By examining the effects of specific light conditions on crash severity, this study reveals some new findings never reported before. The study shows that if drivers are under the influence of drug/alcohol, they have a larger chance of being involved in severe crashes when passing a work zone without street light than a work zone with street light. This study reveals that collision type is the most important risk factor under daylight and dark-lighted conditions but not under dark-not-lighted condition. On the other hand, the study suggests that traffic control devices do not reduce crash severity under the dark-not-lighted condition, yet, they do under the dark-lighted condition. This implies that traffic control devices should be designed and used differently according to light conditions. Additionally, the number of roadway lanes shows opposite effects on crash severity under the daylight and the dark-not-lighted conditions. Specifically, under the daylight condition, an increase in the number of lanes may increase crash severity, whereas it may help reduce crash severity under the dark-not-lighted condition.

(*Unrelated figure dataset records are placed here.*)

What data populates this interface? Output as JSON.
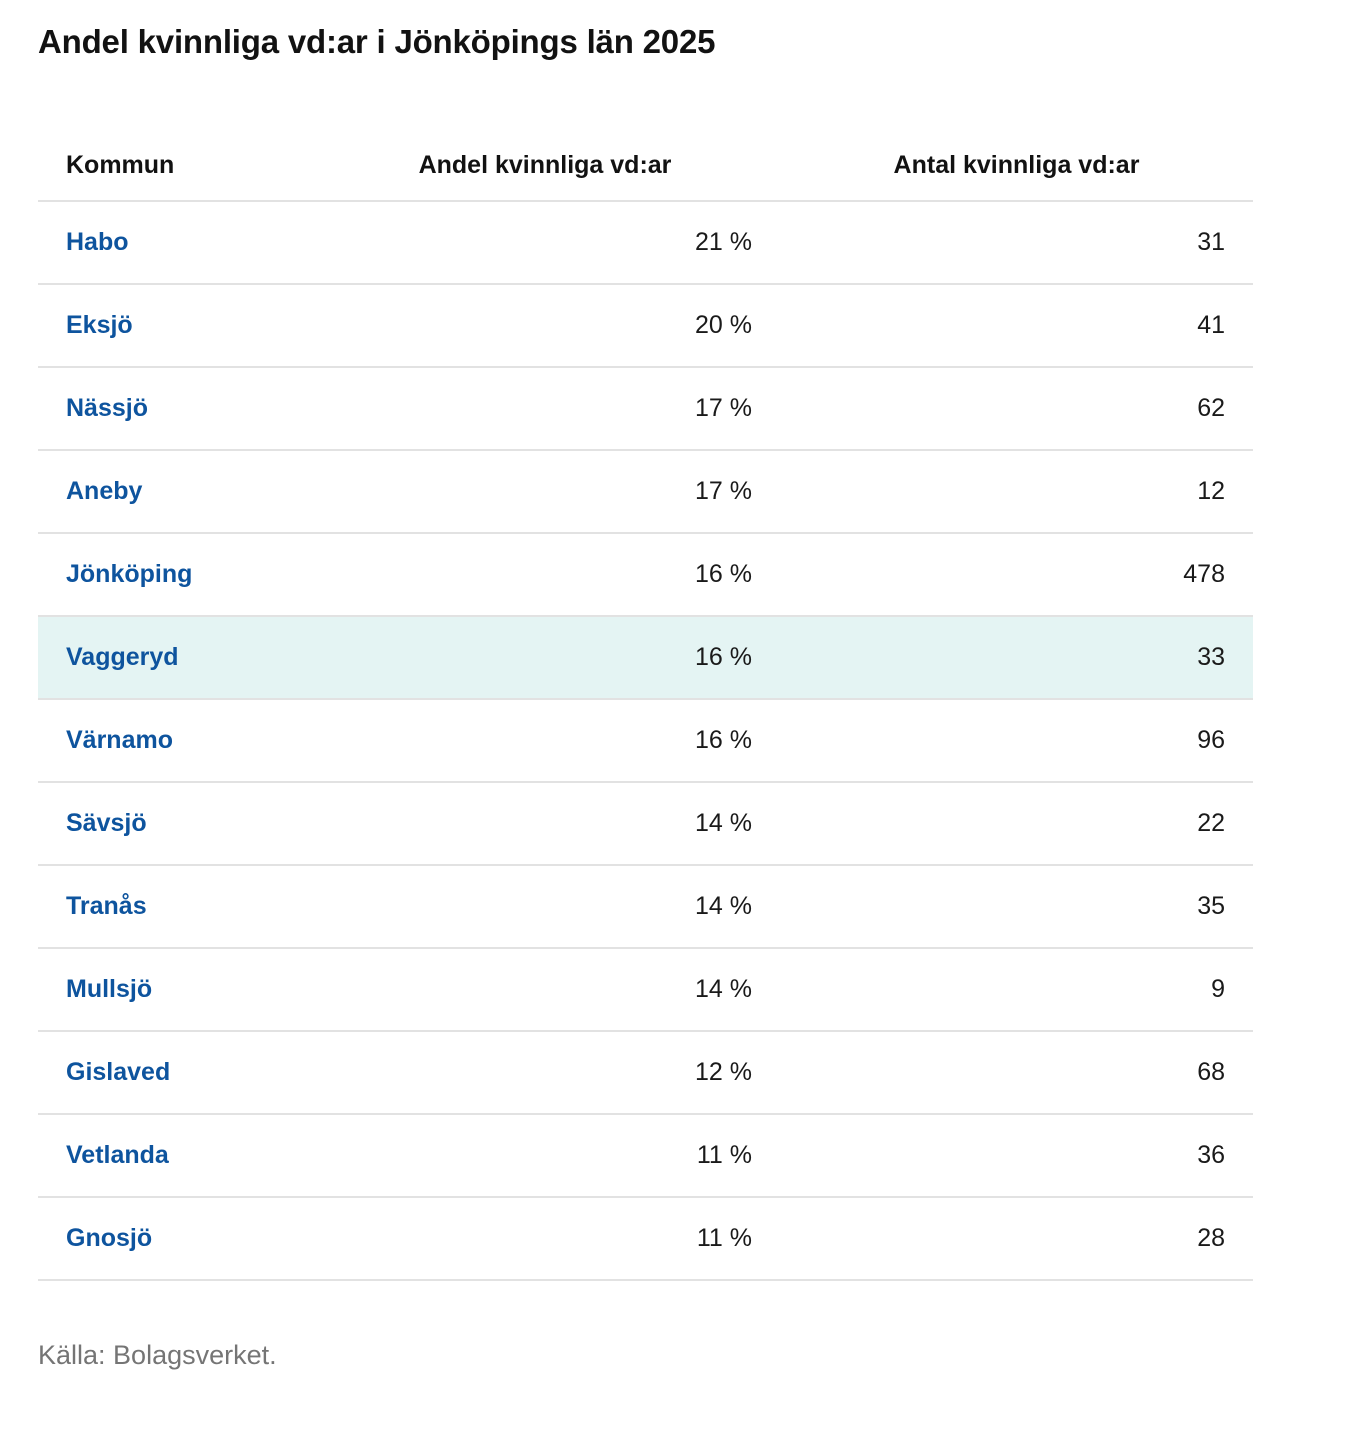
{
  "page": {
    "title": "Andel kvinnliga vd:ar i Jönköpings län 2025",
    "source": "Källa: Bolagsverket."
  },
  "chart_data": {
    "type": "table",
    "title": "Andel kvinnliga vd:ar i Jönköpings län 2025",
    "columns": [
      "Kommun",
      "Andel kvinnliga vd:ar",
      "Antal kvinnliga vd:ar"
    ],
    "rows": [
      {
        "kommun": "Habo",
        "andel": "21 %",
        "antal": "31",
        "highlighted": false
      },
      {
        "kommun": "Eksjö",
        "andel": "20 %",
        "antal": "41",
        "highlighted": false
      },
      {
        "kommun": "Nässjö",
        "andel": "17 %",
        "antal": "62",
        "highlighted": false
      },
      {
        "kommun": "Aneby",
        "andel": "17 %",
        "antal": "12",
        "highlighted": false
      },
      {
        "kommun": "Jönköping",
        "andel": "16 %",
        "antal": "478",
        "highlighted": false
      },
      {
        "kommun": "Vaggeryd",
        "andel": "16 %",
        "antal": "33",
        "highlighted": true
      },
      {
        "kommun": "Värnamo",
        "andel": "16 %",
        "antal": "96",
        "highlighted": false
      },
      {
        "kommun": "Sävsjö",
        "andel": "14 %",
        "antal": "22",
        "highlighted": false
      },
      {
        "kommun": "Tranås",
        "andel": "14 %",
        "antal": "35",
        "highlighted": false
      },
      {
        "kommun": "Mullsjö",
        "andel": "14 %",
        "antal": "9",
        "highlighted": false
      },
      {
        "kommun": "Gislaved",
        "andel": "12 %",
        "antal": "68",
        "highlighted": false
      },
      {
        "kommun": "Vetlanda",
        "andel": "11 %",
        "antal": "36",
        "highlighted": false
      },
      {
        "kommun": "Gnosjö",
        "andel": "11 %",
        "antal": "28",
        "highlighted": false
      }
    ],
    "highlighted_row": "Vaggeryd",
    "source": "Källa: Bolagsverket."
  },
  "colors": {
    "link_blue": "#0e549e",
    "highlight_bg": "#e4f4f3",
    "divider": "#e2e2e2",
    "text_dark": "#1a1a1a",
    "source_gray": "#757575",
    "page_bg": "#ffffff"
  }
}
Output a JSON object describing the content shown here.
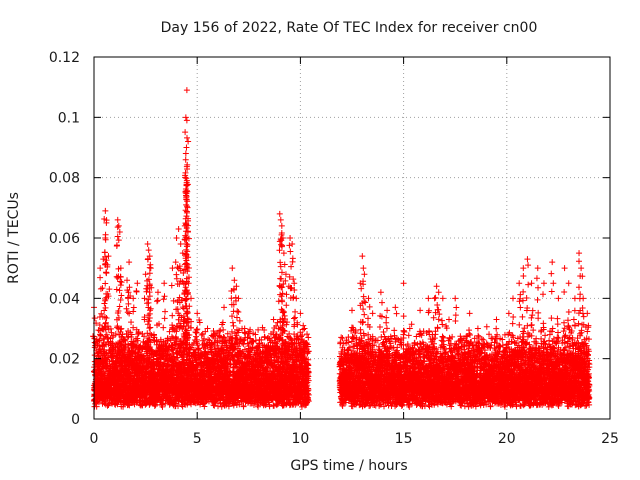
{
  "chart_data": {
    "type": "scatter",
    "title": "Day 156 of 2022, Rate Of TEC Index for receiver cn00",
    "xlabel": "GPS time / hours",
    "ylabel": "ROTI / TECUs",
    "xlim": [
      0,
      25
    ],
    "ylim": [
      0,
      0.12
    ],
    "xticks": [
      0,
      5,
      10,
      15,
      20,
      25
    ],
    "yticks": [
      0,
      0.02,
      0.04,
      0.06,
      0.08,
      0.1,
      0.12
    ],
    "xtick_labels": [
      "0",
      "5",
      "10",
      "15",
      "20",
      "25"
    ],
    "ytick_labels": [
      "0",
      "0.02",
      "0.04",
      "0.06",
      "0.08",
      "0.1",
      "0.12"
    ],
    "grid": true,
    "marker": "+",
    "color": "#ff0000",
    "data_gap_hours": [
      10.4,
      11.9
    ],
    "series": [
      {
        "name": "ROTI",
        "points": [
          [
            0.0,
            0.037
          ],
          [
            0.3,
            0.05
          ],
          [
            0.45,
            0.053
          ],
          [
            0.55,
            0.069
          ],
          [
            0.6,
            0.065
          ],
          [
            0.55,
            0.06
          ],
          [
            0.7,
            0.054
          ],
          [
            1.15,
            0.066
          ],
          [
            1.2,
            0.064
          ],
          [
            1.25,
            0.062
          ],
          [
            1.3,
            0.05
          ],
          [
            1.6,
            0.046
          ],
          [
            1.7,
            0.052
          ],
          [
            1.9,
            0.04
          ],
          [
            2.1,
            0.045
          ],
          [
            2.5,
            0.048
          ],
          [
            2.6,
            0.058
          ],
          [
            2.65,
            0.056
          ],
          [
            2.7,
            0.054
          ],
          [
            2.75,
            0.05
          ],
          [
            3.1,
            0.042
          ],
          [
            3.4,
            0.045
          ],
          [
            3.8,
            0.05
          ],
          [
            4.0,
            0.06
          ],
          [
            4.1,
            0.063
          ],
          [
            4.2,
            0.058
          ],
          [
            4.3,
            0.055
          ],
          [
            4.35,
            0.045
          ],
          [
            4.4,
            0.064
          ],
          [
            4.45,
            0.1
          ],
          [
            4.5,
            0.109
          ],
          [
            4.5,
            0.099
          ],
          [
            4.48,
            0.09
          ],
          [
            4.45,
            0.088
          ],
          [
            4.5,
            0.079
          ],
          [
            4.55,
            0.062
          ],
          [
            4.6,
            0.047
          ],
          [
            4.7,
            0.04
          ],
          [
            5.0,
            0.035
          ],
          [
            5.5,
            0.03
          ],
          [
            6.3,
            0.037
          ],
          [
            6.7,
            0.05
          ],
          [
            6.8,
            0.046
          ],
          [
            6.9,
            0.044
          ],
          [
            7.0,
            0.04
          ],
          [
            7.3,
            0.03
          ],
          [
            8.0,
            0.025
          ],
          [
            8.7,
            0.033
          ],
          [
            9.0,
            0.068
          ],
          [
            9.05,
            0.066
          ],
          [
            9.1,
            0.064
          ],
          [
            9.15,
            0.06
          ],
          [
            9.2,
            0.055
          ],
          [
            9.3,
            0.048
          ],
          [
            9.5,
            0.06
          ],
          [
            9.6,
            0.058
          ],
          [
            9.7,
            0.045
          ],
          [
            9.8,
            0.04
          ],
          [
            10.0,
            0.035
          ],
          [
            10.2,
            0.03
          ],
          [
            12.1,
            0.025
          ],
          [
            12.5,
            0.036
          ],
          [
            12.9,
            0.045
          ],
          [
            13.0,
            0.054
          ],
          [
            13.05,
            0.05
          ],
          [
            13.1,
            0.048
          ],
          [
            13.3,
            0.04
          ],
          [
            13.5,
            0.035
          ],
          [
            13.9,
            0.042
          ],
          [
            14.2,
            0.036
          ],
          [
            14.6,
            0.037
          ],
          [
            15.0,
            0.045
          ],
          [
            15.3,
            0.03
          ],
          [
            15.8,
            0.036
          ],
          [
            16.2,
            0.04
          ],
          [
            16.5,
            0.04
          ],
          [
            16.6,
            0.044
          ],
          [
            16.7,
            0.042
          ],
          [
            16.9,
            0.04
          ],
          [
            17.2,
            0.033
          ],
          [
            17.5,
            0.04
          ],
          [
            18.2,
            0.035
          ],
          [
            18.6,
            0.03
          ],
          [
            19.5,
            0.033
          ],
          [
            20.1,
            0.035
          ],
          [
            20.3,
            0.04
          ],
          [
            20.6,
            0.045
          ],
          [
            20.8,
            0.05
          ],
          [
            21.0,
            0.053
          ],
          [
            21.2,
            0.045
          ],
          [
            21.5,
            0.05
          ],
          [
            21.8,
            0.045
          ],
          [
            22.2,
            0.052
          ],
          [
            22.5,
            0.04
          ],
          [
            22.8,
            0.05
          ],
          [
            23.0,
            0.045
          ],
          [
            23.3,
            0.04
          ],
          [
            23.5,
            0.055
          ],
          [
            23.6,
            0.05
          ],
          [
            23.7,
            0.04
          ],
          [
            23.9,
            0.035
          ]
        ],
        "baseline_generated": {
          "description": "dense cloud of background ROTI values",
          "segments": [
            {
              "x_from": 0.0,
              "x_to": 10.4,
              "y_min": 0.004,
              "y_max": 0.028
            },
            {
              "x_from": 11.9,
              "x_to": 24.0,
              "y_min": 0.004,
              "y_max": 0.026
            }
          ],
          "step_hours": 0.006,
          "points_per_step": 3
        }
      }
    ]
  }
}
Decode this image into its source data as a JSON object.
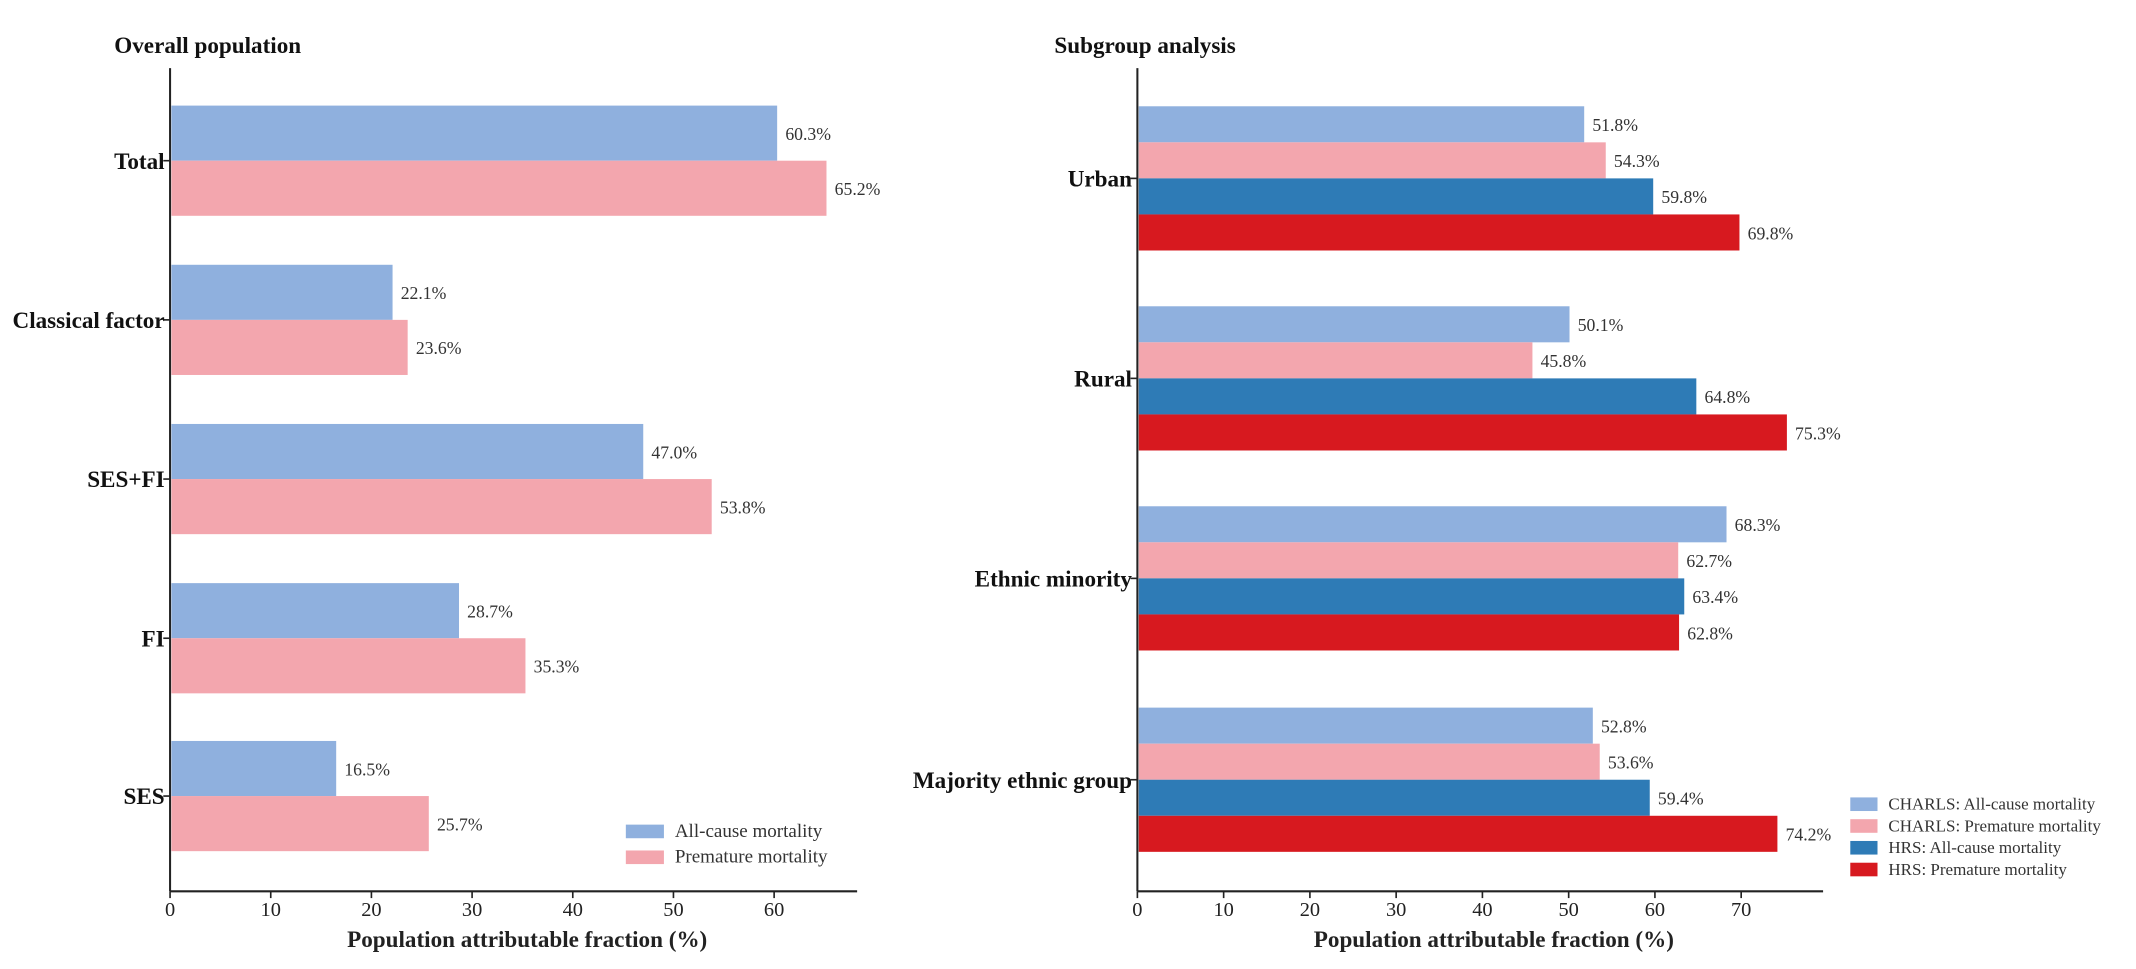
{
  "chart_data": [
    {
      "type": "bar",
      "orientation": "horizontal",
      "title": "Overall population",
      "xlabel": "Population attributable fraction (%)",
      "xlim": [
        0,
        68
      ],
      "xticks": [
        "0",
        "10",
        "20",
        "30",
        "40",
        "50",
        "60"
      ],
      "categories": [
        "Total",
        "Classical factor",
        "SES+FI",
        "FI",
        "SES"
      ],
      "series": [
        {
          "name": "All-cause mortality",
          "color": "#8fb0de",
          "values": [
            60.3,
            22.1,
            47.0,
            28.7,
            16.5
          ],
          "labels": [
            "60.3%",
            "22.1%",
            "47.0%",
            "28.7%",
            "16.5%"
          ]
        },
        {
          "name": "Premature  mortality",
          "color": "#f3a6ae",
          "values": [
            65.2,
            23.6,
            53.8,
            35.3,
            25.7
          ],
          "labels": [
            "65.2%",
            "23.6%",
            "53.8%",
            "35.3%",
            "25.7%"
          ]
        }
      ],
      "legend": "bottom-right"
    },
    {
      "type": "bar",
      "orientation": "horizontal",
      "title": "Subgroup analysis",
      "xlabel": "Population attributable fraction (%)",
      "xlim": [
        0,
        79
      ],
      "xticks": [
        "0",
        "10",
        "20",
        "30",
        "40",
        "50",
        "60",
        "70"
      ],
      "categories": [
        "Urban",
        "Rural",
        "Ethnic minority",
        "Majority ethnic group"
      ],
      "series": [
        {
          "name": "CHARLS: All-cause mortality",
          "color": "#8fb0de",
          "values": [
            51.8,
            50.1,
            68.3,
            52.8
          ],
          "labels": [
            "51.8%",
            "50.1%",
            "68.3%",
            "52.8%"
          ]
        },
        {
          "name": "CHARLS: Premature mortality",
          "color": "#f3a6ae",
          "values": [
            54.3,
            45.8,
            62.7,
            53.6
          ],
          "labels": [
            "54.3%",
            "45.8%",
            "62.7%",
            "53.6%"
          ]
        },
        {
          "name": "HRS: All-cause mortality",
          "color": "#2e7bb6",
          "values": [
            59.8,
            64.8,
            63.4,
            59.4
          ],
          "labels": [
            "59.8%",
            "64.8%",
            "63.4%",
            "59.4%"
          ]
        },
        {
          "name": "HRS: Premature mortality",
          "color": "#d7191f",
          "values": [
            69.8,
            75.3,
            62.8,
            74.2
          ],
          "labels": [
            "69.8%",
            "75.3%",
            "62.8%",
            "74.2%"
          ]
        }
      ],
      "legend": "bottom-right"
    }
  ]
}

The CART decision tree method was found to be useful in revealing crash severity characteristics and the factors contributing to traffic crashes in work zones. In future work, these results may be helpful in developing work zone safety guidelines to mitigate crash severity. In addition, it will be of practical significance to use the decision tree method to investigate drivers’ behavior under different light conditions.

Conflicts of Interest

The authors declare that there are no conflicts of interest regarding the publication of this paper.

Acknowledgments

The authors would like to thank the Construction Industry Research and Policy Center (CIRPC) for funding this research project. The first author would also like to thank the China Scholarship Council (CSC) for its financial support.